I learned somewhere that Day One 2 could export journals as a folder of photos and a JSON file. I figure I could probably write a script to do the merging. So I downloaded Day One 2 on my iPhone and Mac, imported my Day One Classic journals, exported them as JSON to a folder on my Mac, and unzipped them. I also created a merged/ folder where to put the merged journal. The hierarchy looks like this:

$ tree -L 2
.
├── Journal-JSON-ios/
│   ├── Journal.json
│   └── photos/
├── Journal-JSON-ios.zip
├── Journal-JSON-mac/
│   ├── Journal.json
│   └── photos/
├── Journal-JSON-mac.zip
├── merge_journals.py
└── merged/

I first copied the photo folder from Journal-JSON-ios/ to merged/ and the photos from Journal-JSON-mac/photos/. I was pretty confident that I would end up with the union of all the photos because Day One uses UUIDs to identify each photo. The -n option to cp prevents overwriting files.

$ cp -r Journal-JSON-ios/photos merged/
$ cp -n Journal-JSON-mac/photos merged/photos/

I then ran the merge_journals.py script (below) to do a similar merge of the entries, based on the UUIDs. The merging happens by building a dictionary with UUID of each entry as the key and the entry itself as the value. It’s two loops over the iOS and the macOS entries. Entries with the same UUID should have the same contents, unless I’ve edited some metadata on one platform but not the other. I’m not too worried about that.

The output dictionary will be written to the Journal.json file. The entries are sorted chronologically because that’s how it was in the exported journal files, but I doubt it matters.

The output dictionary is written to disk without enforcing the conversion to ASCII since the exported journals are encoded using UTF-8. The indent is there to make the output more readable and diff-able with the exported journals.

import json

with open('./Journal-JSON-ios/Journal.json') as f:
    ios = json.load(f)
with open('./Journal-JSON-mac/Journal.json') as f:
    mac = json.load(f)

# Extract and merge UUIDs
uniques = {entry['uuid']: entry for entry in ios['entries']}
for entry in mac['entries']:
    uniques[entry['uuid']] = entry

# Create the output JSON data structure
output = {}
output['metadata'] = mac['metadata']
output['entries'] = list(uniques.values())
# I'm not sure it matters, but Day One usually exports the entries
# in chronological order
output['entries'].sort(key=lambda e: e['creationDate'])

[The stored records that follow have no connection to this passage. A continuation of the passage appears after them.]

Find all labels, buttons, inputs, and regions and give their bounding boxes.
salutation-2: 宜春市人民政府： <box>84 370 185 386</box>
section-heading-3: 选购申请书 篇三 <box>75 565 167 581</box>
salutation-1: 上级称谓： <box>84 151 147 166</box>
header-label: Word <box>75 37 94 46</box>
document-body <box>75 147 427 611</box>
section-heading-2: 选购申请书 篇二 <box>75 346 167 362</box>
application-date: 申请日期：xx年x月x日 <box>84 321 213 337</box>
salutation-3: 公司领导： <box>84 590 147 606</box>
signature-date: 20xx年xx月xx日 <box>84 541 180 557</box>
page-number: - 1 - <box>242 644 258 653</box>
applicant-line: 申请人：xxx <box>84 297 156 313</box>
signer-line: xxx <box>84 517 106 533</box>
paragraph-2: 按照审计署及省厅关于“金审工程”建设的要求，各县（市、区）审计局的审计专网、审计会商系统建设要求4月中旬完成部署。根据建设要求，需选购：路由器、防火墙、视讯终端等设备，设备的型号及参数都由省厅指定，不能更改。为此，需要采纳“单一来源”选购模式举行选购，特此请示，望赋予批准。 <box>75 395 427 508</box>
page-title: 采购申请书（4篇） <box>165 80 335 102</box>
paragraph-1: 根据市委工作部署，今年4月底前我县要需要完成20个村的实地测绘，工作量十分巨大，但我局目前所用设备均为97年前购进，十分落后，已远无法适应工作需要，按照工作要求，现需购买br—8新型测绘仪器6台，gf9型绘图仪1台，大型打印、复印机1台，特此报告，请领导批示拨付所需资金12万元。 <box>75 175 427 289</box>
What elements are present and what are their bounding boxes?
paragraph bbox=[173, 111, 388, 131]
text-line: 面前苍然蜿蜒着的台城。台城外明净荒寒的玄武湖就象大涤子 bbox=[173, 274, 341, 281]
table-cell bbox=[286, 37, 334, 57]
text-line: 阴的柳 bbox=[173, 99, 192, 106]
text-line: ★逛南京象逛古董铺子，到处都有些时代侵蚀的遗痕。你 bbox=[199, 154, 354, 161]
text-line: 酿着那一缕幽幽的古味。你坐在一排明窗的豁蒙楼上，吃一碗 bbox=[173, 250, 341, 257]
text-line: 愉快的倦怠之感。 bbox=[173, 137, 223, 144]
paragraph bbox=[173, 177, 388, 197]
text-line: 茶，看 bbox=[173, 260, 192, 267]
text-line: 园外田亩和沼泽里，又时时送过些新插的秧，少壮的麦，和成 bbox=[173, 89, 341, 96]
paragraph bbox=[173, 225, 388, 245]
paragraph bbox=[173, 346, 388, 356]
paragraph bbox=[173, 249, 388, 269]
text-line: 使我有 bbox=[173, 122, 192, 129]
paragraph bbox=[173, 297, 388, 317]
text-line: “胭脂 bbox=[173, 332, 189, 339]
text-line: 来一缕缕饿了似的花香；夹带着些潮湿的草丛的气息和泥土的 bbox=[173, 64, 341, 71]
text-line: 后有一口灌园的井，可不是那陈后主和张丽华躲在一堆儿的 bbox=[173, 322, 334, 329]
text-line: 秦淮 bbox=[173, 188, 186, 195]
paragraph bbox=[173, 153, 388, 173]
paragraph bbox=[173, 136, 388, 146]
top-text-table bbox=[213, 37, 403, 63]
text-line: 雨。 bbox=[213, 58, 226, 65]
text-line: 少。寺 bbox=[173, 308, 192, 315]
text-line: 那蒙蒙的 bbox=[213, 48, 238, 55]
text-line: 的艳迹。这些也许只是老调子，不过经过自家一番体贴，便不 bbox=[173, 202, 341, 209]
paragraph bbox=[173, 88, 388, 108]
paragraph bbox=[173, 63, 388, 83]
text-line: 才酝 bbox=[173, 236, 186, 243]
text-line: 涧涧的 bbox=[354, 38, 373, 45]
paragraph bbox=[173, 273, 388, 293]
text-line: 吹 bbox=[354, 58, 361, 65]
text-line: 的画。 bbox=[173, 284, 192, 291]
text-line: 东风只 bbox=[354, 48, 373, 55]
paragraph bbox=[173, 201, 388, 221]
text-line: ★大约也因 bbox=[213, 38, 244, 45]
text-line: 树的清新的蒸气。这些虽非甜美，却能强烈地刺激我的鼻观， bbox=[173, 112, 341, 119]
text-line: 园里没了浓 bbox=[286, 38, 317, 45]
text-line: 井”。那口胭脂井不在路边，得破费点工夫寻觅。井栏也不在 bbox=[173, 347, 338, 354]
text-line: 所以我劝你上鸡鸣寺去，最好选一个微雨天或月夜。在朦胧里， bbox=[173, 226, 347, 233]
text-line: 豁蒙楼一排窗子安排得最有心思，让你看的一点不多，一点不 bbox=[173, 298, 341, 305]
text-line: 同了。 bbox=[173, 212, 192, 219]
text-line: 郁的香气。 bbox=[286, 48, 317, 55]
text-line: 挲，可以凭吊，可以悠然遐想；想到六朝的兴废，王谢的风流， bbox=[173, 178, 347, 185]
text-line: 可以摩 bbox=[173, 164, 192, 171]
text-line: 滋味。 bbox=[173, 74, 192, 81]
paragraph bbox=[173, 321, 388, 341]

# ensure_ascii print unicode characters as-is.
with open('merged/Journal.json', 'w', encoding='utf-8') as f:
    json.dump(output, f, indent=True, ensure_ascii=False)

The last step is to zip the journal and photos together, which tripped me up a few times. The Journal.json and the photos/ folder must be at the top level of the archive, so I zip the file from within the merged/ folder and then move it back up one level.

$ cd merged
$ zip -r merged.zip *
$ mv merged.zip ..

I could then import merged.zip in Day One, which created a new Journal, and delete the old one.

I guess I could somewhat automate this to roll my own, DIY, sync between versions of Day One, but I’d rather pay them money once I decide to use Day One frequently again. Still, I really appreciate that the Day One developers picked formats that could be manipulated so easily.